Aziz Akhannouch, chef du gouvernement, devant les élus de la Chambre des représentants, à Rabat le 8 juin 2026. (Y.Mannan/Le360)

Le 08/06/2026 à 21h41

VidéoLe chef du gouvernement, Aziz Akhannouch, a vivement critiqué, ce lundi à la Chambre des représentants, l’attitude de l’opposition, en particulier celle du Parti de la justice et du développement (PJD), qu’il accuse d’avoir exploité politiquement la question de l’Aïd al-Adha.

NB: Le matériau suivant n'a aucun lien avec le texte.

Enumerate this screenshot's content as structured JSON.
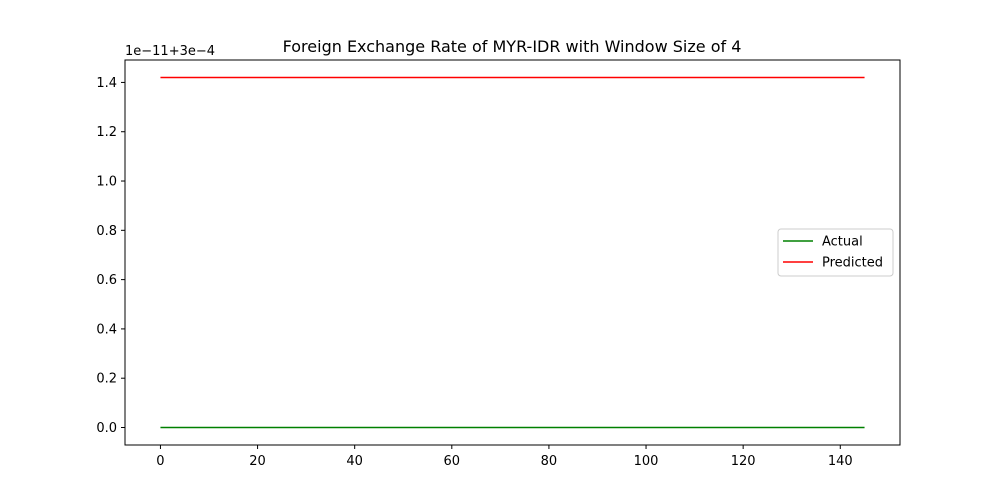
{
  "chart_data": {
    "type": "line",
    "title": "Foreign Exchange Rate of MYR-IDR with Window Size of 4",
    "xlabel": "",
    "ylabel": "",
    "offset_label": "1e−11+3e−4",
    "xlim": [
      -7.3,
      152.3
    ],
    "ylim": [
      -0.071,
      1.491
    ],
    "x_ticks": [
      0,
      20,
      40,
      60,
      80,
      100,
      120,
      140
    ],
    "x_tick_labels": [
      "0",
      "20",
      "40",
      "60",
      "80",
      "100",
      "120",
      "140"
    ],
    "y_ticks": [
      0.0,
      0.2,
      0.4,
      0.6,
      0.8,
      1.0,
      1.2,
      1.4
    ],
    "y_tick_labels": [
      "0.0",
      "0.2",
      "0.4",
      "0.6",
      "0.8",
      "1.0",
      "1.2",
      "1.4"
    ],
    "grid": false,
    "legend_position": "center-right",
    "series": [
      {
        "name": "Actual",
        "color": "#008000",
        "x_range": [
          0,
          145
        ],
        "constant_value": 0.0
      },
      {
        "name": "Predicted",
        "color": "#ff0000",
        "x_range": [
          0,
          145
        ],
        "constant_value": 1.42
      }
    ]
  }
}
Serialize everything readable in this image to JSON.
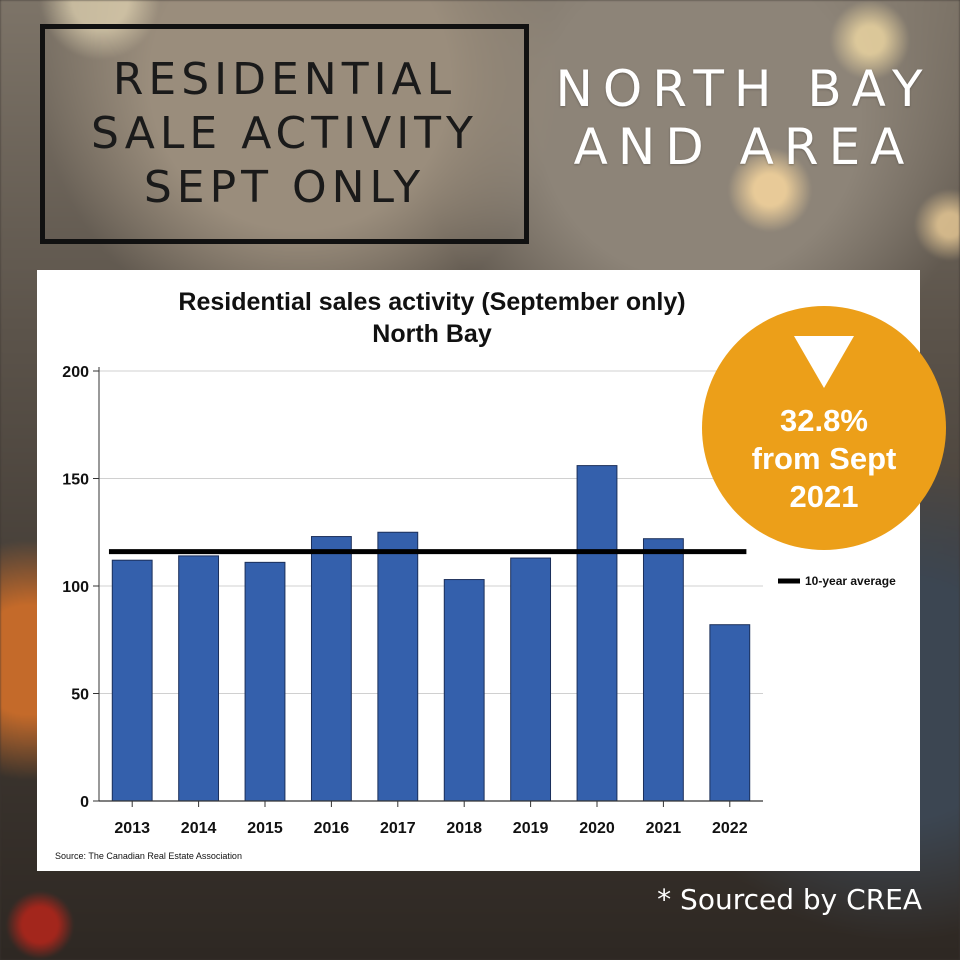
{
  "header": {
    "title_lines": [
      "RESIDENTIAL",
      "SALE ACTIVITY",
      "SEPT ONLY"
    ],
    "area_lines": [
      "NORTH BAY",
      "AND AREA"
    ]
  },
  "badge": {
    "icon": "down-triangle-icon",
    "lines": [
      "32.8%",
      "from Sept",
      "2021"
    ],
    "color": "#ec9f19"
  },
  "footer_note": "* Sourced by CREA",
  "chart_data": {
    "type": "bar",
    "title": "Residential sales activity (September only)",
    "subtitle": "North Bay",
    "categories": [
      "2013",
      "2014",
      "2015",
      "2016",
      "2017",
      "2018",
      "2019",
      "2020",
      "2021",
      "2022"
    ],
    "values": [
      112,
      114,
      111,
      123,
      125,
      103,
      113,
      156,
      122,
      82
    ],
    "bar_color": "#3460ac",
    "ylim": [
      0,
      200
    ],
    "yticks": [
      0,
      50,
      100,
      150,
      200
    ],
    "reference_line": {
      "name": "10-year average",
      "value": 116,
      "color": "#000000"
    },
    "grid": true,
    "legend": "right",
    "source": "Source: The Canadian Real Estate Association"
  }
}
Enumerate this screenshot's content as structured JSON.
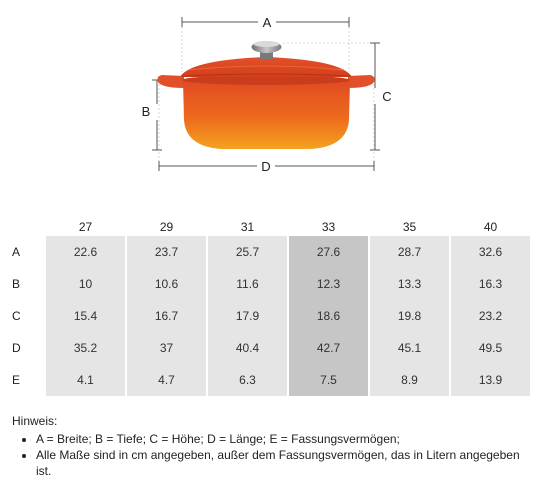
{
  "figure": {
    "dimension_labels": {
      "a": "A",
      "b": "B",
      "c": "C",
      "d": "D"
    },
    "colors": {
      "pot_top": "#e8532a",
      "pot_bottom": "#f29a1e",
      "knob": "#9a9a9a",
      "lines": "#555555"
    }
  },
  "table": {
    "columns": [
      "27",
      "29",
      "31",
      "33",
      "35",
      "40"
    ],
    "highlight_column": "33",
    "rows": [
      {
        "label": "A",
        "values": [
          "22.6",
          "23.7",
          "25.7",
          "27.6",
          "28.7",
          "32.6"
        ]
      },
      {
        "label": "B",
        "values": [
          "10",
          "10.6",
          "11.6",
          "12.3",
          "13.3",
          "16.3"
        ]
      },
      {
        "label": "C",
        "values": [
          "15.4",
          "16.7",
          "17.9",
          "18.6",
          "19.8",
          "23.2"
        ]
      },
      {
        "label": "D",
        "values": [
          "35.2",
          "37",
          "40.4",
          "42.7",
          "45.1",
          "49.5"
        ]
      },
      {
        "label": "E",
        "values": [
          "4.1",
          "4.7",
          "6.3",
          "7.5",
          "8.9",
          "13.9"
        ]
      }
    ],
    "colors": {
      "cell": "#e5e5e5",
      "highlight": "#c6c6c6"
    }
  },
  "notes": {
    "heading": "Hinweis:",
    "items": [
      "A = Breite; B = Tiefe; C = Höhe; D = Länge; E = Fassungsvermögen;",
      "Alle Maße sind in cm angegeben, außer dem Fassungsvermögen, das in Litern angegeben ist."
    ]
  }
}
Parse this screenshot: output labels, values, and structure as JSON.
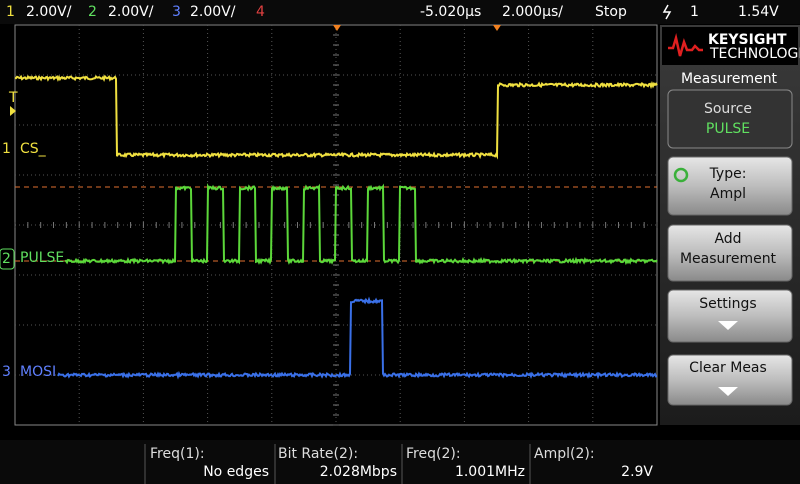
{
  "top_bar": {
    "ch1": "1",
    "ch1_scale": "2.00V/",
    "ch2": "2",
    "ch2_scale": "2.00V/",
    "ch3": "3",
    "ch3_scale": "2.00V/",
    "ch4": "4",
    "delay": "-5.020µs",
    "timebase": "2.000µs/",
    "run_state": "Stop",
    "trigger_source": "1",
    "trigger_level": "1.54V"
  },
  "channels": [
    {
      "marker": "1",
      "label": "CS_"
    },
    {
      "marker": "2",
      "label": "PULSE"
    },
    {
      "marker": "3",
      "label": "MOSI"
    }
  ],
  "trigger_marker": "T",
  "panel": {
    "brand": "KEYSIGHT",
    "brand_sub": "TECHNOLOGIES",
    "menu_title": "Measurement",
    "buttons": [
      {
        "label": "Source",
        "value": "PULSE"
      },
      {
        "label": "Type:",
        "value": "Ampl"
      },
      {
        "label": "Add",
        "value": "Measurement"
      },
      {
        "label": "Settings"
      },
      {
        "label": "Clear Meas"
      }
    ]
  },
  "measurements": [
    {
      "name": "Freq(1):",
      "value": "No edges"
    },
    {
      "name": "Bit Rate(2):",
      "value": "2.028Mbps"
    },
    {
      "name": "Freq(2):",
      "value": "1.001MHz"
    },
    {
      "name": "Ampl(2):",
      "value": "2.9V"
    }
  ]
}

Une sortie intervenue lors de la séance mensuelle consacrée à la politique générale, dédiée cette fois à l’éducation nationale.

Le chef du gouvernement, Aziz Akhannouch, a dénoncé, ce lundi devant la Chambre des représentants, l’attitude de l’opposition, en particulier celle du Parti de la justice et du développement (PJD), qu’il accuse d’avoir instrumentalisé récemment «la question de l’Aïd al-Adha» à des fins politiques.

Intervenant lors de la séance mensuelle consacrée à la politique générale, dédiée à l’éducation nationale, Aziz Akhannouch a reproché à certains députés de l’opposition d’avoir transformé un sujet social et religieux en argument politique contre le gouvernement.

Sans citer nommément le PJD, le chef du gouvernement a déclaré que «la politisation par quelques frères de ce jour-là, pourtant jour de fête, a été exploitée faute d’absence de programme électoral».

Sur un ton dur, Aziz Akhannouch a poursuivi ses critiques, toujours sans désigner directement le parti concerné. Selon lui, «ils n’ont pas de programme sauf le mouton, ils résument le développement de notre pays au mouton».

Le chef du gouvernement a ensuite semblé viser plus directement Abdellah Bouanou, député de Meknès et membre du secrétariat général du PJD, sans toutefois le nommer explicitement. «Monsieur le député de Meknès, arrivé dernier aux élections législatives de 2021», a lancé Aziz Akhannouch, en allusion au parlementaire du PJD.

Cette sortie intervient dans un contexte marqué par les critiques de l’opposition autour de la gestion du dossier de l’Aïd al-Adha, notamment après les difficultés, liées aux prix des bêtes, rencontrées par de nombreux citoyens sur les marchés nationaux. Le sujet a été largement utilisé par les groupes de l’opposition pour dénoncer la cherté de la vie et interpeller le gouvernement sur le pouvoir d’achat des ménages.

Aziz Akhannouch a, pour sa part, rejeté cette lecture politique, estimant que l’opposition cherche à exploiter un moment religieux et social à des fins partisanes.

En ramenant le débat sur l’Aïd al-Adha au terrain de la confrontation politique, Aziz Akhannouch a voulu retourner l’accusation contre le PJD et l’opposition. Mais cette passe d’armes confirme surtout que la question du pouvoir d’achat, même lorsqu’elle prend la forme très concrète du mouton de l’Aïd, reste l’un des sujets les plus inflammables du débat parlementaire.